In the eyes of the application program ape, the C-language method of writing memory, as follows:
struct mystr * PTR;
ptr = malloc (sizeof (*PTR));
Ptr->filda= ' abc ';
ptr->fildb=89;
However, if it is a system program, no malloc, even need to design your own malloc, how to write memory?
Below for everyone to show a technology, this technology is more bloody and violent, not suitable for children.
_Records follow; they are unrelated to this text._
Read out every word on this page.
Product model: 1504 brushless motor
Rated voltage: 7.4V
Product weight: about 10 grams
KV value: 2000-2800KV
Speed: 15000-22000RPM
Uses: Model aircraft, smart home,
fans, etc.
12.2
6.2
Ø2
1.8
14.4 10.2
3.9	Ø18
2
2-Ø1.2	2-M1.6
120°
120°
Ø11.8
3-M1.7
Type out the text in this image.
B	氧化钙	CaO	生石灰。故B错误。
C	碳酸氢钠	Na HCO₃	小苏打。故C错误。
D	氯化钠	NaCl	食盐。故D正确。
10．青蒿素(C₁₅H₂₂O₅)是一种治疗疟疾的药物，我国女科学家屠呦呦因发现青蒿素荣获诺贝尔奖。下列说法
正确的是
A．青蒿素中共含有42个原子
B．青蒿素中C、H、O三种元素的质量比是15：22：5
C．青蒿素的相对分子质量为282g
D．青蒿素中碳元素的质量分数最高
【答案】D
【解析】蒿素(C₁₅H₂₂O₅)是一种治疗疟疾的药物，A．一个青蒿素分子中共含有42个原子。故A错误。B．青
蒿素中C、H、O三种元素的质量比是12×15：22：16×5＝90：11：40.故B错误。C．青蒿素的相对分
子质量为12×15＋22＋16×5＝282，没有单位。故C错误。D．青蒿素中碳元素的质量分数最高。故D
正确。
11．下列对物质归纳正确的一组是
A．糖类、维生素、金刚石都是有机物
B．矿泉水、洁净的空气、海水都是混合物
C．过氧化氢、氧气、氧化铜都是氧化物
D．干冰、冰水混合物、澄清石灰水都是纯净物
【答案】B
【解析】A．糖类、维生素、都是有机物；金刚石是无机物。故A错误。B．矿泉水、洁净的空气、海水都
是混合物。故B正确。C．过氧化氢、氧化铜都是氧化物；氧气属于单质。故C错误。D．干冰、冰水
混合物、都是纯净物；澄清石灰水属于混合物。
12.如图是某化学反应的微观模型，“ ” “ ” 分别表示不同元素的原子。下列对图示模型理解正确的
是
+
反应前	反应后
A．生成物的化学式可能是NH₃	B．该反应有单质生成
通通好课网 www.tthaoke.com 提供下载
Children over the age of 18 can continue to watch.
1 #include
2 #include
3
4 struct STR1 {
5 int i;
6 Char J;
7};
8
9 int main () {
struct str1 * PTR1;
One ptr1 = malloc (sizeof (*PTR1));
((int*) ptr1) = 23;
((char*) ((int*) PTR1 + 1)) = ' a ';
14
printf ("Now Ptr1->i Is:%dn", ptr1->i);
printf ("Now Ptr1->j Is:%dn", ptr1->j);
17
return 0;
19}
A daring little boy's shoes guess, ptr1->i is how much?
Yes, the output is this:
[Root@localhost ~]#./memwrite
Now Ptr1->i is:23
So, how much is ptr1->j?
If you know the answer, then why would he be the result?
If you haven't read it, add my QQ number.
If you understand the core principles of this hack, it's easy to read the Linux kernel's paging management, swap technology, etc.